From Wikipedia, the free encyclopedia

Paroisse
Paroisse Saint-Augustin-en-Nord-Clunisois (d)Voir et modifier les données sur Wikidata
Style
Église Saint-Martin de Chapaize
La prieurale Saint-Martin vue de la route.
Présentation
Type
Diocèse
Paroisse
Paroisse Saint-Augustin-en-Nord-Clunisois (d)Voir et modifier les données sur Wikidata
Style
Religion
Patrimonialité
Localisation
Pays
Commune
Coordonnées
Localisation sur la carte de Saône-et-Loire
voir sur la carte de Saône-et-Loire
Localisation sur la carte de France
voir sur la carte de France

L'église prieurale Saint-Martin de Chapaize est une église de la première moitié du XIe siècle, située dans la commune de Chapaize en France. Elle relève à ce titre de la paroisse Saint-Augustin-en-Nord-Clunisois, qui a son siège à Ameugny.

Cette église est l'unique vestige d’un prieuré de bénédictins fondé au Xe siècle qui dépendait de l’abbaye Saint-Pierre de Chalon-sur-Saône, elle-même en association de prières avec l'abbaye de Saint-Martin d'Autun[1].

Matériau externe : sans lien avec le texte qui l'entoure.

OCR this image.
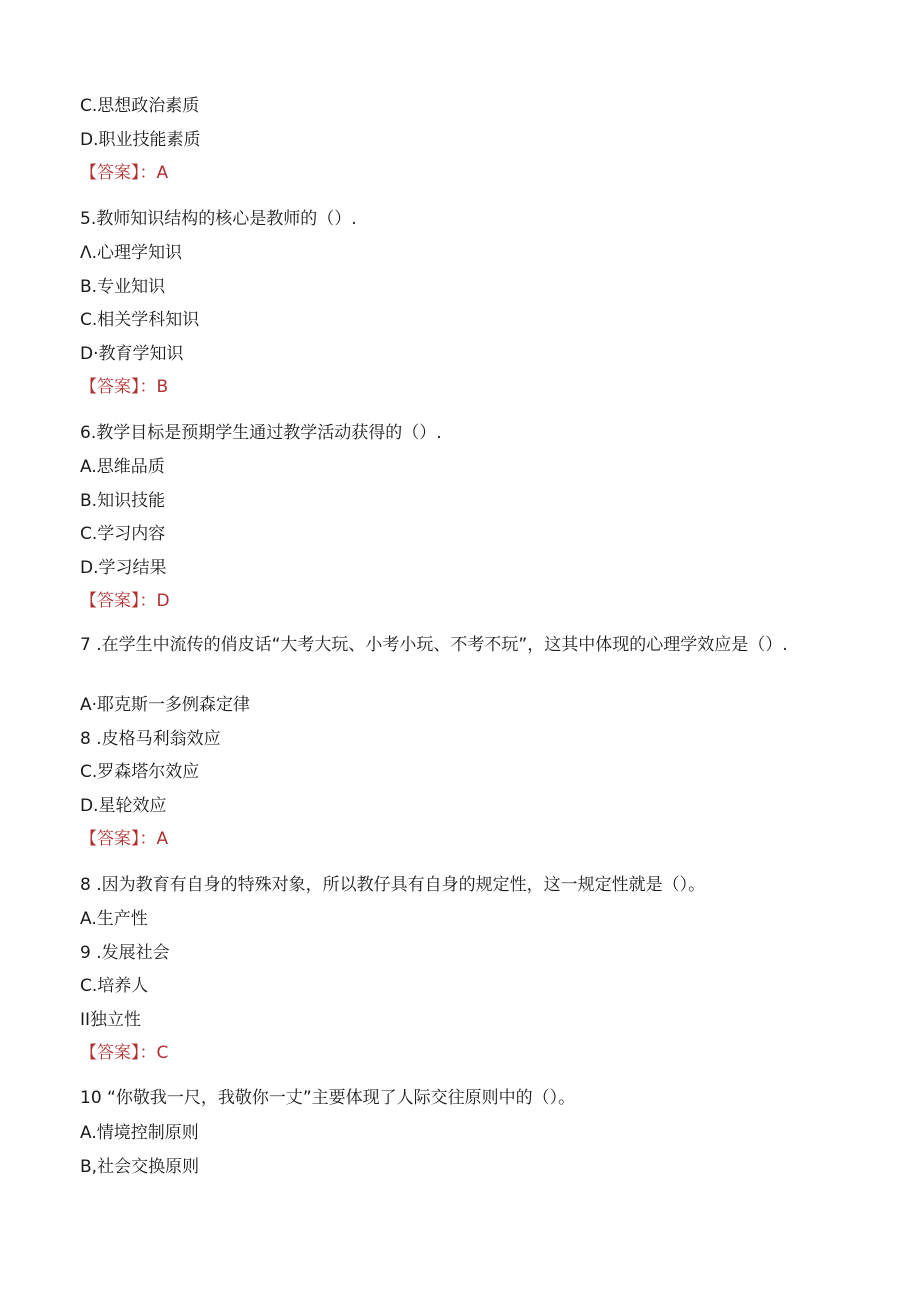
C.思想政治素质
D.职业技能素质
【答案】：A
5.教师知识结构的核心是教师的（）.
Λ.心理学知识
B.专业知识
C.相关学科知识
D·教育学知识
【答案】：B
6.教学目标是预期学生通过教学活动获得的（）.
A.思维品质
B.知识技能
C.学习内容
D.学习结果
【答案】：D
7 .在学生中流传的俏皮话“大考大玩、小考小玩、不考不玩”，这其中体现的心理学效应是（）.
A·耶克斯一多例森定律
8 .皮格马利翁效应
C.罗森塔尔效应
D.星轮效应
【答案】：A
8 .因为教育有自身的特殊对象，所以教仔具有自身的规定性，这一规定性就是（）。
A.生产性
9 .发展社会
C.培养人
II独立性
【答案】：C
10 “你敬我一尺，我敬你一丈”主要体现了人际交往原则中的（）。
A.情境控制原则
B,社会交换原则
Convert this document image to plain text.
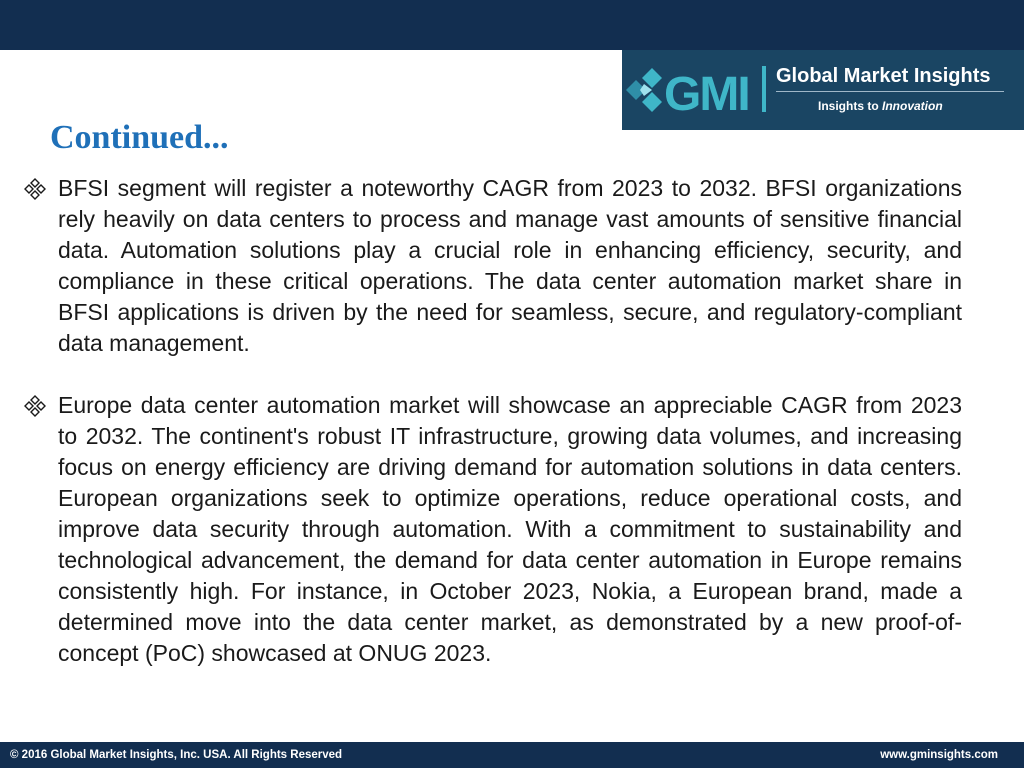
GMI Global Market Insights
Insights to Innovation
Continued...
BFSI segment will register a noteworthy CAGR from 2023 to 2032. BFSI organizations rely heavily on data centers to process and manage vast amounts of sensitive financial data. Automation solutions play a crucial role in enhancing efficiency, security, and compliance in these critical operations. The data center automation market share in BFSI applications is driven by the need for seamless, secure, and regulatory-compliant data management.
Europe data center automation market will showcase an appreciable CAGR from 2023 to 2032. The continent's robust IT infrastructure, growing data volumes, and increasing focus on energy efficiency are driving demand for automation solutions in data centers. European organizations seek to optimize operations, reduce operational costs, and improve data security through automation. With a commitment to sustainability and technological advancement, the demand for data center automation in Europe remains consistently high. For instance, in October 2023, Nokia, a European brand, made a determined move into the data center market, as demonstrated by a new proof-of-concept (PoC) showcased at ONUG 2023.
© 2016 Global Market Insights, Inc. USA. All Rights Reserved	www.gminsights.com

La construction de l'église Saint-Martin de Chapaize débuta à la suite du passage du moine bâtisseur lombard Guillaume de Volpiano en 1021 et 1023, venu s'occuper du monastère Sainte-Marie de Chalon en mauvais état[2].

Protection

Classée monument historique dès 1862[3], l'église Saint-Martin est l’une des plus anciennes églises romanes de Bourgogne.

Culte

Édifice consacré du diocèse d'Autun relevant de la paroisse Saint-Augustin en Nord-Clunisois (siège à Ameugny) – qui en est affectataire au titre de la loi de 1905 –, l'église de Chapaize est, plusieurs siècles après sa construction, un lieu de culte catholique.

Description

Le plan de l'édifice (plan basilical) est caractérisé par d'énormes piles rondes en petit appareil, qui courent d'un bout à l'autre de la prieurale (les quatre derniers piliers, vers l'est, identiques aux autres, portent le haut clocher)[4].

Le clocher

La grande renommée de cette église est due à l'originalité de son clocher roman du XIe siècle. Celui-ci domine la campagne environnante du haut de ses 35 mètres ; il est percé de baies jumelées sur ses deux étages supérieurs et a la forme d'un tronc de pyramide de plan barlong. Le clocher est implanté au-dessus de la croisée du transept, surmontant une coupole surhaussée. Sous cette coupole s'ouvre sur chaque face une petite baie en plein cintre, formant ainsi une des plus anciennes tours-lanternes de cette partie de la France actuelle, avec celles de Saint-Vorles à Châtillon-sur-Seine (21) et de Perrecy-les-Forges (71).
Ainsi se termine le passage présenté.